Charter change guarantees no economic takeoff—experts

By Likha C. Cuevas
Published on Page B2 of the July 17, 2006 issue of the Manila Times

A PROPOSAL to relax constitutional limits on ownership of land and select industries is no “sure-fire” way to increase foreign direct investments, according to experts.

“Changing the Constitution, liberalizing—or removing those [protectionist] provisions of the Constitution, as I’ve said before, is like somebody with a diarrhea and said the diarrhea will be fixed by changing toilet seat,” Solita C. Monsod, a former socioeconomic planning secretary, told participants of a forum organized by the Philippine Chamber of Commerce and Industry.

While data show an association between foreign investment and higher levels of income, these however “do not establish whether foreign investments cause higher income levels or higher income levels cause the foreign investment,” Monsod, an economics professor at the University of the Philippines, said.

In proving her point, the former Aquino Cabinet official cited expert opinion on China, whose economic growth came ahead of the inflow of foreign investments.
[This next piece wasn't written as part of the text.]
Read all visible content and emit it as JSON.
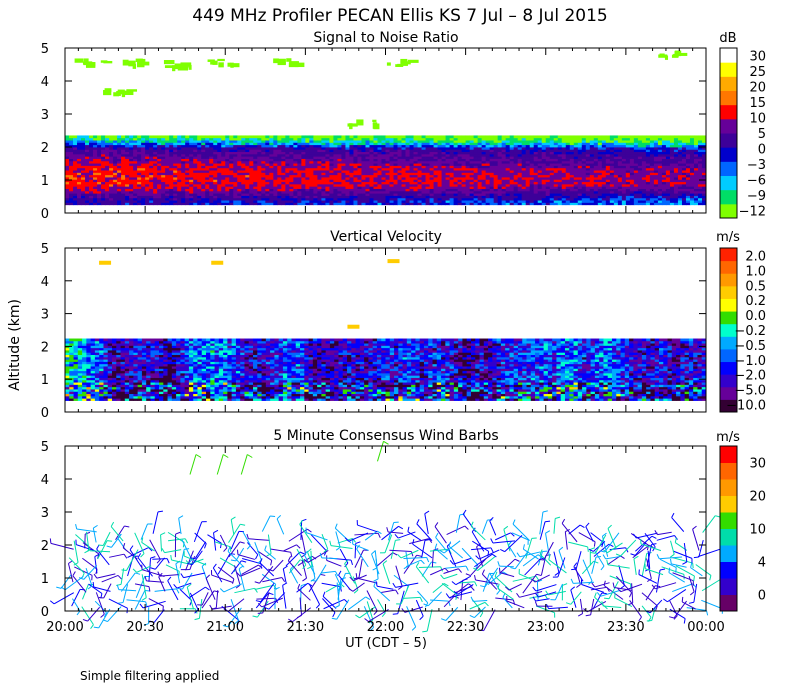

On the micro or project level, a majority of projects yielded positive effects on national income but one-third of studies show that “anywhere from 25 to 45 percent have deleterious effects. That means more FDI does not necessarily mean better [for the host country],” Monsod said.

She said studies show that FDI are small relative to total investments in the Asia-Pacific region with the exception of China and Singapore.

In the same forum, former senator Wigberto Tañada, lead convener of the nongovernment Fair Trade Alliance (FTA), said that the Philippines is already liberalized and open to foreign investments and legislation already provided for the entry of foreign investments in many local industries.

He also said that it was during the protectionist and nationalist period of the 1950s and 1960s that the country “experienced accelerated industrial growth” making the Philippines Asia’s fastest-growing economy second only to Japan.

Therefore, opening up the few remaining restricted resources and sectors in the country will not address poverty, he added.

Instead of altering the Constitution, he said the government should concentrate on addressing the factors that turn off investors, including corruption, bad infrastructure and political instability.